Right now each tree node uses a blocked range parallel_for to start the recursion into each tree. Each of the function calls that kick off the tree-traversals are also called using a blocked range parallel_for.
Running everything with parallel_for appears to complete a software-thread-ish number of the tree traversals at around the same time! It is more desirable for me to execute fewer of the octree traversals faster instead of a number of them at the same time.
Please correct me if I'm wrong, but this is my current thinking!
Will I get the behavior I want if I create each of the recursive function calls as TBB tasks instead of using parallel_for's? At the top of the tree I would spawn() a task for each of my octrees to kickstart the parallel recursive traversals. Inside of the recursive functions I would spawn_and_wait() because of tree dependencies.
Would this create more of a depth-first behavior, or what other design pattern must I use?
If I interpret this correctly (and it is not very clear to me so I have to speculate somewhat), you issued a (conceptual) execution tree that includes the vector's parallel execution as well as each of its elements' trees, in the form of a parallel_for() on the vector and a recursive parallel traversal of the tree in each element. TBB does not distinguish those two levels, and does a bona fide depth-first execution. This is optimal for throughput performance, and it should also produce results quickly for individual elements, although at unpredictable locations throughout the vector. Is this interpretation correct?

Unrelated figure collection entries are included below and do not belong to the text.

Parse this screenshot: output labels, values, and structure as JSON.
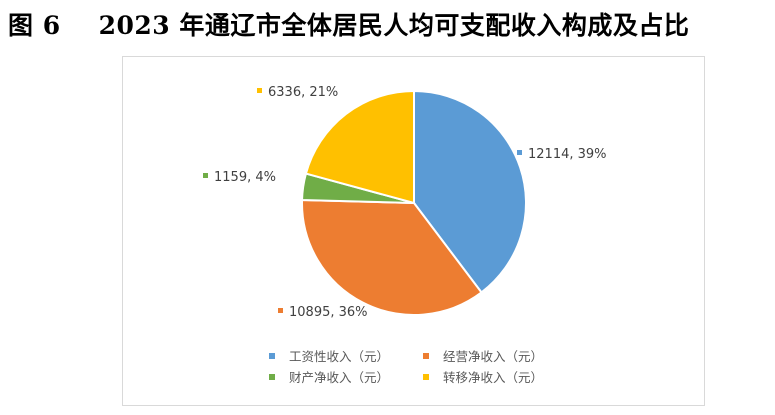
{
  "figure": {
    "number": "图 6",
    "title": "2023 年通辽市全体居民人均可支配收入构成及占比"
  },
  "chart_data": {
    "type": "pie",
    "title": "",
    "slices": [
      {
        "name": "工资性收入（元）",
        "value": 12114,
        "percent": "39%",
        "label": "12114, 39%",
        "color": "#5b9bd5"
      },
      {
        "name": "经营净收入（元）",
        "value": 10895,
        "percent": "36%",
        "label": "10895, 36%",
        "color": "#ed7d31"
      },
      {
        "name": "财产净收入（元）",
        "value": 1159,
        "percent": "4%",
        "label": "1159, 4%",
        "color": "#70ad47"
      },
      {
        "name": "转移净收入（元）",
        "value": 6336,
        "percent": "21%",
        "label": "6336, 21%",
        "color": "#ffc000"
      }
    ],
    "start_angle": "12 o'clock",
    "direction": "clockwise",
    "legend_position": "bottom"
  }
}
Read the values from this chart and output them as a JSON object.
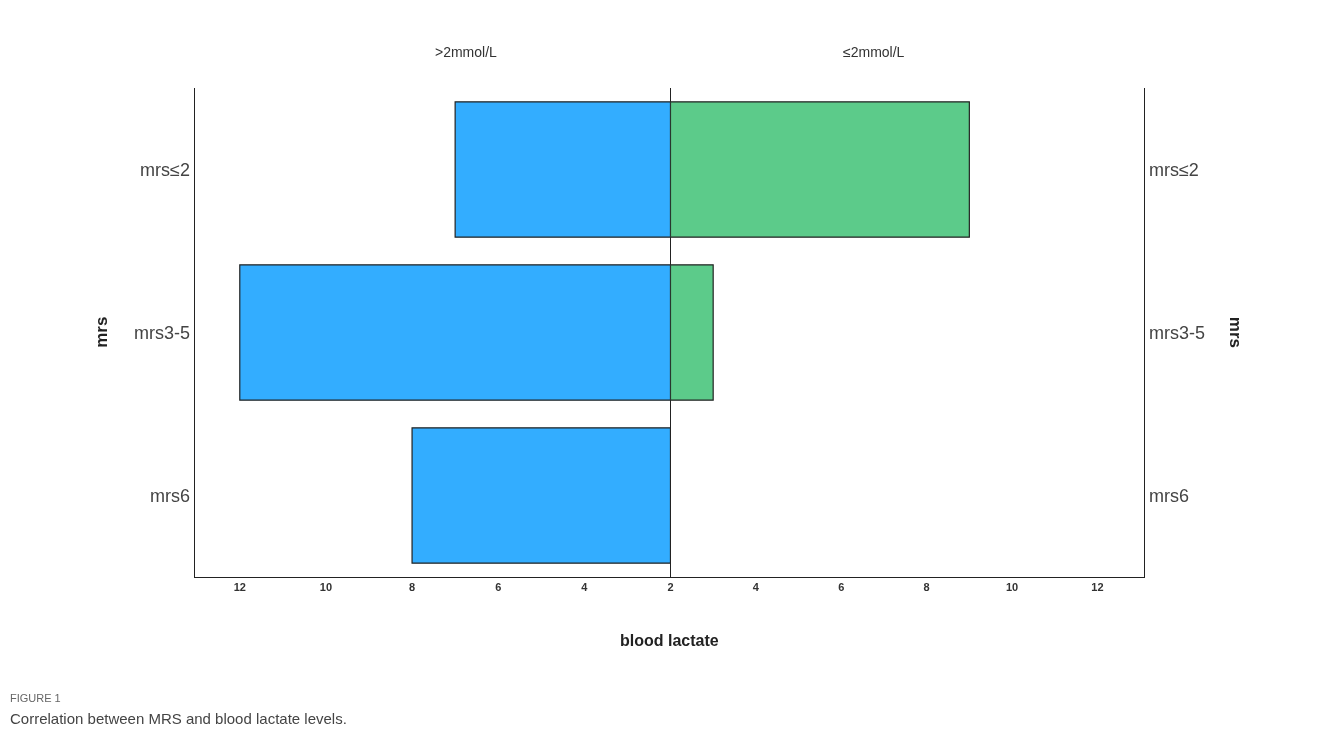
{
  "chart_data": [
    {
      "type": "bar",
      "orientation": "horizontal",
      "title": ">2mmol/L",
      "xlabel": "blood lactate",
      "ylabel": "mrs",
      "categories": [
        "mrs≤2",
        "mrs3-5",
        "mrs6"
      ],
      "base": [
        2,
        2,
        2
      ],
      "values": [
        5,
        10,
        6
      ],
      "color": "#33adff",
      "xlim": [
        13.05,
        2
      ],
      "xticks": [
        12,
        10,
        8,
        6,
        4,
        2
      ],
      "grid": false,
      "legend": false,
      "annotations": [
        "FIGURE 1",
        "Correlation between MRS and blood lactate levels."
      ]
    },
    {
      "type": "bar",
      "orientation": "horizontal",
      "title": "≤2mmol/L",
      "ylabel": "mrs",
      "categories": [
        "mrs≤2",
        "mrs3-5",
        "mrs6"
      ],
      "base": [
        2,
        2,
        null
      ],
      "values": [
        7,
        1,
        null
      ],
      "color": "#5ccb8a",
      "xlim": [
        2,
        13.1
      ],
      "xticks": [
        4,
        6,
        8,
        10,
        12
      ],
      "grid": false,
      "legend": false
    }
  ]
}
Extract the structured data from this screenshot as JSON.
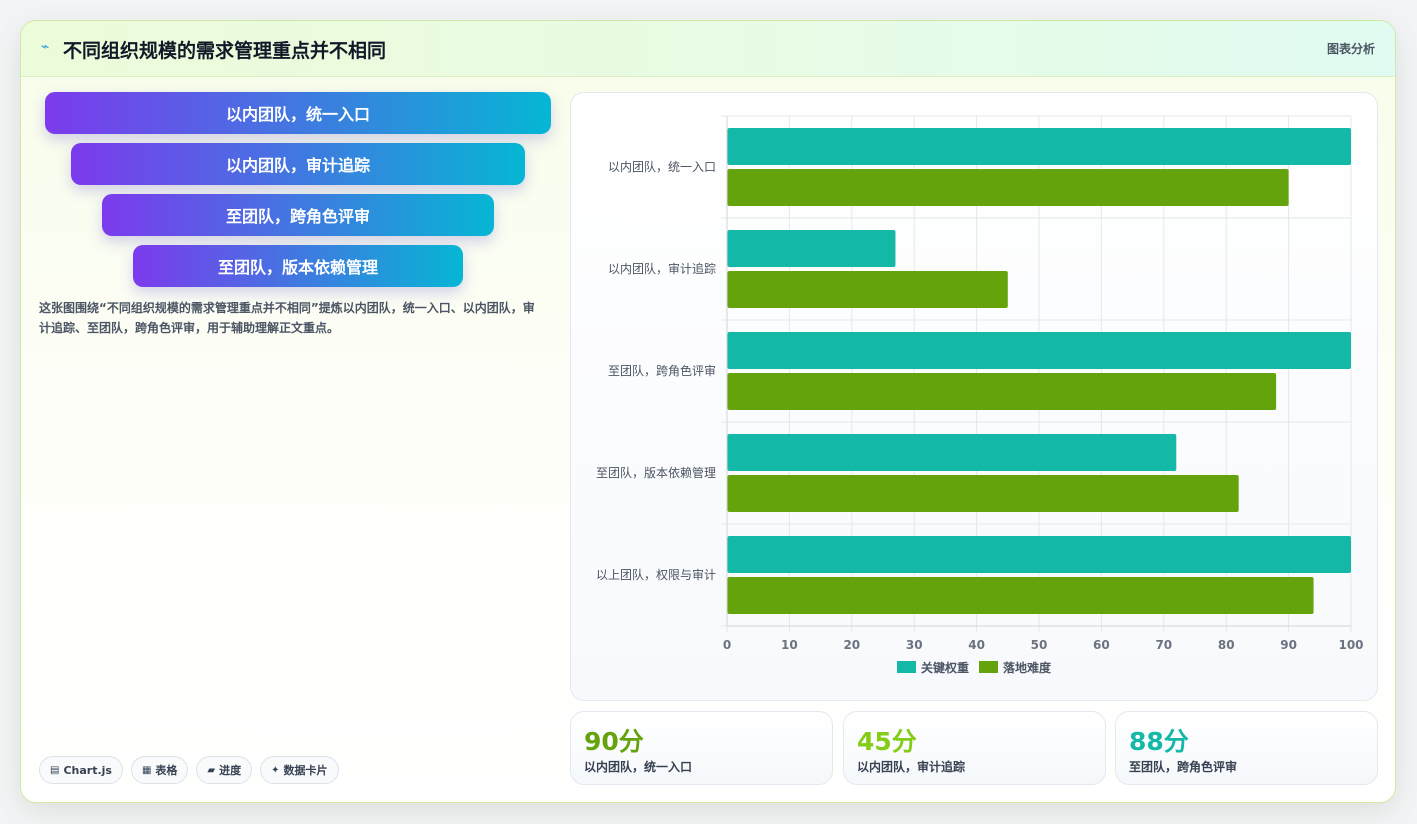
{
  "header": {
    "icon": "chart-line-icon",
    "title": "不同组织规模的需求管理重点并不相同",
    "tag": "图表分析"
  },
  "pills": [
    "以内团队，统一入口",
    "以内团队，审计追踪",
    "至团队，跨角色评审",
    "至团队，版本依赖管理"
  ],
  "description": "这张图围绕“不同组织规模的需求管理重点并不相同”提炼以内团队，统一入口、以内团队，审计追踪、至团队，跨角色评审，用于辅助理解正文重点。",
  "chips": [
    {
      "icon": "▤",
      "label": "Chart.js"
    },
    {
      "icon": "▦",
      "label": "表格"
    },
    {
      "icon": "▰",
      "label": "进度"
    },
    {
      "icon": "✦",
      "label": "数据卡片"
    }
  ],
  "chart_data": {
    "type": "bar",
    "orientation": "horizontal",
    "categories": [
      "以内团队，统一入口",
      "以内团队，审计追踪",
      "至团队，跨角色评审",
      "至团队，版本依赖管理",
      "以上团队，权限与审计"
    ],
    "series": [
      {
        "name": "关键权重",
        "color": "#14b8a6",
        "values": [
          100,
          27,
          100,
          72,
          100
        ]
      },
      {
        "name": "落地难度",
        "color": "#65a30d",
        "values": [
          90,
          45,
          88,
          82,
          94
        ]
      }
    ],
    "xlim": [
      0,
      100
    ],
    "xticks": [
      0,
      10,
      20,
      30,
      40,
      50,
      60,
      70,
      80,
      90,
      100
    ],
    "grid": true,
    "legend": "bottom"
  },
  "kpis": [
    {
      "value": "90分",
      "label": "以内团队，统一入口",
      "color": "#65a30d"
    },
    {
      "value": "45分",
      "label": "以内团队，审计追踪",
      "color": "#84cc16"
    },
    {
      "value": "88分",
      "label": "至团队，跨角色评审",
      "color": "#14b8a6"
    }
  ]
}
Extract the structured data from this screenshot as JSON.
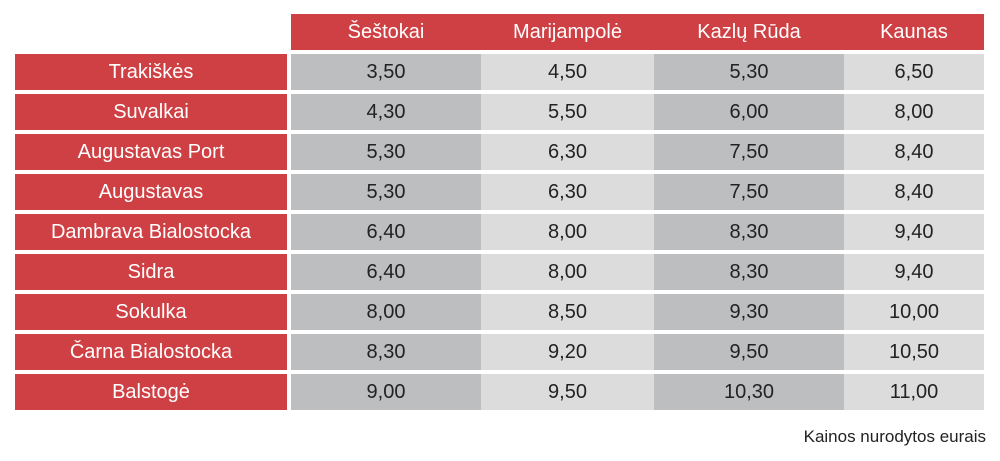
{
  "columns": [
    "Šeštokai",
    "Marijampolė",
    "Kazlų Rūda",
    "Kaunas"
  ],
  "rows": [
    {
      "name": "Trakiškės",
      "values": [
        "3,50",
        "4,50",
        "5,30",
        "6,50"
      ]
    },
    {
      "name": "Suvalkai",
      "values": [
        "4,30",
        "5,50",
        "6,00",
        "8,00"
      ]
    },
    {
      "name": "Augustavas Port",
      "values": [
        "5,30",
        "6,30",
        "7,50",
        "8,40"
      ]
    },
    {
      "name": "Augustavas",
      "values": [
        "5,30",
        "6,30",
        "7,50",
        "8,40"
      ]
    },
    {
      "name": "Dambrava Bialostocka",
      "values": [
        "6,40",
        "8,00",
        "8,30",
        "9,40"
      ]
    },
    {
      "name": "Sidra",
      "values": [
        "6,40",
        "8,00",
        "8,30",
        "9,40"
      ]
    },
    {
      "name": "Sokulka",
      "values": [
        "8,00",
        "8,50",
        "9,30",
        "10,00"
      ]
    },
    {
      "name": "Čarna Bialostocka",
      "values": [
        "8,30",
        "9,20",
        "9,50",
        "10,50"
      ]
    },
    {
      "name": "Balstogė",
      "values": [
        "9,00",
        "9,50",
        "10,30",
        "11,00"
      ]
    }
  ],
  "footnote": "Kainos nurodytos eurais",
  "colors": {
    "header_red": "#cf4044",
    "cell_dark_gray": "#bcbebf",
    "cell_light_gray": "#dcdcdc",
    "header_text": "#ffffff"
  }
}
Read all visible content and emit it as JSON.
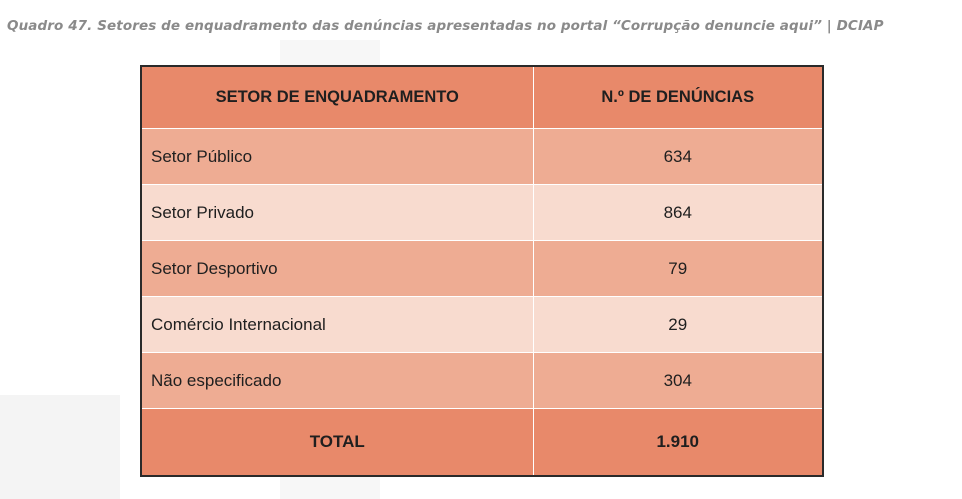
{
  "caption": "Quadro 47.  Setores de enquadramento das denúncias apresentadas no portal “Corrupção denuncie aqui” | DCIAP",
  "table": {
    "headers": {
      "sector": "SETOR DE ENQUADRAMENTO",
      "count": "N.º DE DENÚNCIAS"
    },
    "rows": [
      {
        "sector": "Setor Público",
        "count": "634"
      },
      {
        "sector": "Setor Privado",
        "count": "864"
      },
      {
        "sector": "Setor Desportivo",
        "count": "79"
      },
      {
        "sector": "Comércio Internacional",
        "count": "29"
      },
      {
        "sector": "Não especificado",
        "count": "304"
      }
    ],
    "total": {
      "label": "TOTAL",
      "value": "1.910"
    }
  },
  "colors": {
    "header_bg": "#e8896a",
    "row_dark": "#eeac93",
    "row_light": "#f8dbcf",
    "caption_text": "#8a8a8a"
  }
}
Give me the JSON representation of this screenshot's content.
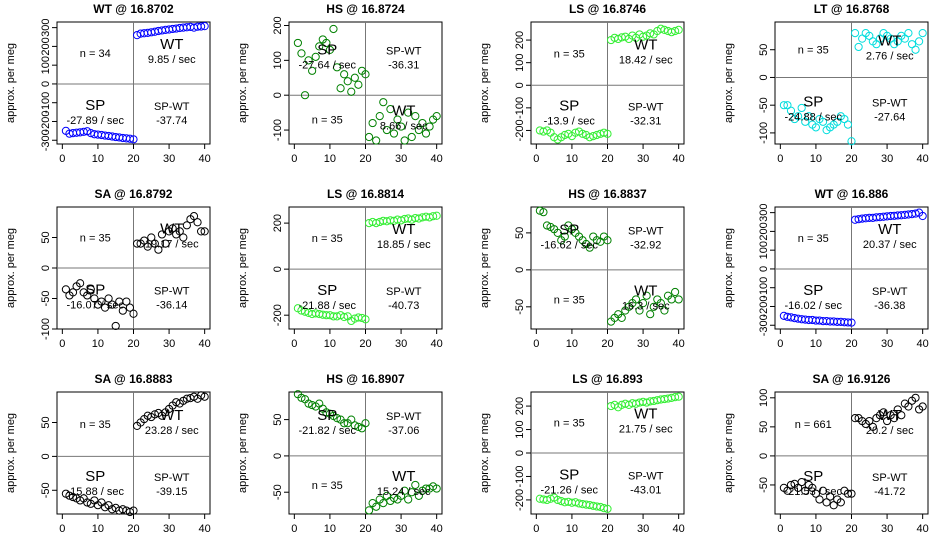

If you want to improve apparent performance by quickly producing finished results for a prefix of the vector, you can easily use parallel_do() over the vector instead, although this may slightly increase the total time.
It's not clear which problem you try to address by reducing the number of octrees traversed concurrently. But the simplest way to do that, I think, is to run the outermost loop over trees serially, thus traversing one octree at a time.
If you want some degree of parallelism at the outer level, just not the maximal degree, there are two options I can think of:
1) Set the grain size for the outermost parallel_for to be 1/2 (or 1/4) of the number of trees by e.g. blocked_range<int>(0, N, N/2). Thus you will have each half (or quarter) of the vector processed serially, and so no more than 2 (or 4) trees traversed at the same time.
2) If you want to traverse the trees closer to their serial order, or maybe want to process 3 or 5 trees at a time (which you *will not* achieve with blocked_range<int>(0,N,N/3)), then parallel_pipeline can be used. The first *serial* stage would just iterate over the vector, get the next tree, and pass it down; the second *parallel* stage would do the traversal of the received tree. The first argument to parallel_pipeline is the max number of items to process at a time, and you might set it to 3 or 5.
Note that in both cases you do not need to modify your parallel traversal procedure at all, unless you want to improve something else.
This has been informative! You have the right idea Raf. Alexey, it's not that I want to reduce the number of trees being traversed concurrently, but that I know there is enough work on one of the trees to keep all of the cores occupied and focused on one tree.There are 5/6 levels of octree and a significant work load at each branch, so there should be enough work for one tree at a time. At the same time I don't want there to be any unoccupied CPU time.
It is pretty fast already, and I'm sure that I am just trying to over-optimize. I think I'll just trust TBB to do the right thing.